While that’s just drivers’ opinions, it stacks up considering that during the 12 months ending January 2017, the 1290 deaths on Aussie roads was an increase of 7 %t compared to the previous year. More phones with more bells and whistles distracting more drivers would lead to more accidents.
But removing the distraction factor, by simply speaking to our phones as if it were a passenger rather than staring at it like a TV, the fatality rate would logically start heading south again.
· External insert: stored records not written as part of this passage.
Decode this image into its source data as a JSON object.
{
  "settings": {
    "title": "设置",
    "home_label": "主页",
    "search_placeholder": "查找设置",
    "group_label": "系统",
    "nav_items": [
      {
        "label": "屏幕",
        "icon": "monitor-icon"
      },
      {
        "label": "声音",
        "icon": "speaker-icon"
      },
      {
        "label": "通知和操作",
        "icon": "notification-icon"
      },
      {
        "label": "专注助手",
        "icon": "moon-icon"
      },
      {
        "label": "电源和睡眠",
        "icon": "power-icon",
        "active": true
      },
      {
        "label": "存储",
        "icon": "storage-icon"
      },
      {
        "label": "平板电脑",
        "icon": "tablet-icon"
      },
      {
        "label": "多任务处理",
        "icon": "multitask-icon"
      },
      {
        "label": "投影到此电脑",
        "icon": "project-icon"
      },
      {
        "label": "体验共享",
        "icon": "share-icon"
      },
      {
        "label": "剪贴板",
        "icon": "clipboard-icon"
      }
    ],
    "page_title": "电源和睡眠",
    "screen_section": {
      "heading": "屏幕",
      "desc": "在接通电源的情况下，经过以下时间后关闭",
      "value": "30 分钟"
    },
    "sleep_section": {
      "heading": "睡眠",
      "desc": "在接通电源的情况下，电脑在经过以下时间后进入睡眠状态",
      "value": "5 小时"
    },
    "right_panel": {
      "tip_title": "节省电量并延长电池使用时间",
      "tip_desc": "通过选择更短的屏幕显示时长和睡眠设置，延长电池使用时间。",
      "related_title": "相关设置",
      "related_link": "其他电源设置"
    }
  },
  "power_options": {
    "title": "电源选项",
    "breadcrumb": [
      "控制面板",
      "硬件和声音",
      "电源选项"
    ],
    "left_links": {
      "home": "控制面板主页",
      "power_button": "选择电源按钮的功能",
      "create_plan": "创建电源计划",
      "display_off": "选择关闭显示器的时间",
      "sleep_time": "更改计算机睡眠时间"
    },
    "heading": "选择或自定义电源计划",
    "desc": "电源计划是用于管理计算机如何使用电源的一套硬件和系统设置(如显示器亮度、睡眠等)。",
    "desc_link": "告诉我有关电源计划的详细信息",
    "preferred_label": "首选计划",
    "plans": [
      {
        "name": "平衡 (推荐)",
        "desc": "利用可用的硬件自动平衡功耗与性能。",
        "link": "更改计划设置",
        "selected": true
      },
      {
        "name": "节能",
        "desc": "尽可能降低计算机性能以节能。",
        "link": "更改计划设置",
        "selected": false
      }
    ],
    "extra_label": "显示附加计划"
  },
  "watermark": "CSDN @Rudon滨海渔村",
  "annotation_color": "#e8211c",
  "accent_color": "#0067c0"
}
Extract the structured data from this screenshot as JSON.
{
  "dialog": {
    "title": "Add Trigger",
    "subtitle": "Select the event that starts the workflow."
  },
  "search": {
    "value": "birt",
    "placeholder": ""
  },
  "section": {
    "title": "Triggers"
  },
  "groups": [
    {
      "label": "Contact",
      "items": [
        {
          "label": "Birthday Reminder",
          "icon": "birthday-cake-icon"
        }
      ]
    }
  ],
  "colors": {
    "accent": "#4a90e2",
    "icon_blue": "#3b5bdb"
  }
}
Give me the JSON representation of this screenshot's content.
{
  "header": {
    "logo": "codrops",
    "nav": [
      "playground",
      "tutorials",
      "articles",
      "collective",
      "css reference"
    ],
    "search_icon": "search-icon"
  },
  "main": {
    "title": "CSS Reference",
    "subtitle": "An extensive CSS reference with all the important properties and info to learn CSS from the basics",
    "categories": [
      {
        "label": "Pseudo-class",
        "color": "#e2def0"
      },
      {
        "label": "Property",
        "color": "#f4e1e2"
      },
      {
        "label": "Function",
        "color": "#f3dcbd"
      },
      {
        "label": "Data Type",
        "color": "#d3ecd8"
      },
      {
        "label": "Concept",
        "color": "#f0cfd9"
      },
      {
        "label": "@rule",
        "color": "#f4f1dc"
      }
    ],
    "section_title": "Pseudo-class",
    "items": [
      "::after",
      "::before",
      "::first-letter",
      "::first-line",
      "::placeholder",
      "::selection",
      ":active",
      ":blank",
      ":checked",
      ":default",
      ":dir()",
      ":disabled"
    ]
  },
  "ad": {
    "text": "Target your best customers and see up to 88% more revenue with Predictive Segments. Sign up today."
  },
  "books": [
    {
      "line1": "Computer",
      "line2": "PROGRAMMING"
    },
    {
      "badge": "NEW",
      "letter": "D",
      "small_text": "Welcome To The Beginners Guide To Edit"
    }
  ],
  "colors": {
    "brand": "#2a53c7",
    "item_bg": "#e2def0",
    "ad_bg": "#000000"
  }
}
And, from an admittedly cynical perspective, that gives mobile marketers a whole new audience to think about appealing to: drivers.
In short, Siri’s not been on the market for six years; while the birthday of the modern internet is hard to accurately date, if we place it at 1995, think about the massive changes we’ve seen on the Worldwide Web since 2001. AI PAs are set to explode, and will completely change the industry.
While it’s never a good idea to abandon the technology that works now in favour of what will work next year – something’s got to keep the lights on in the meantime – it’s similarly be foolish to ignore where the market is going.
Voice is going to be massive, and marketers need to get on board – AI is going to be at the forefront of our future.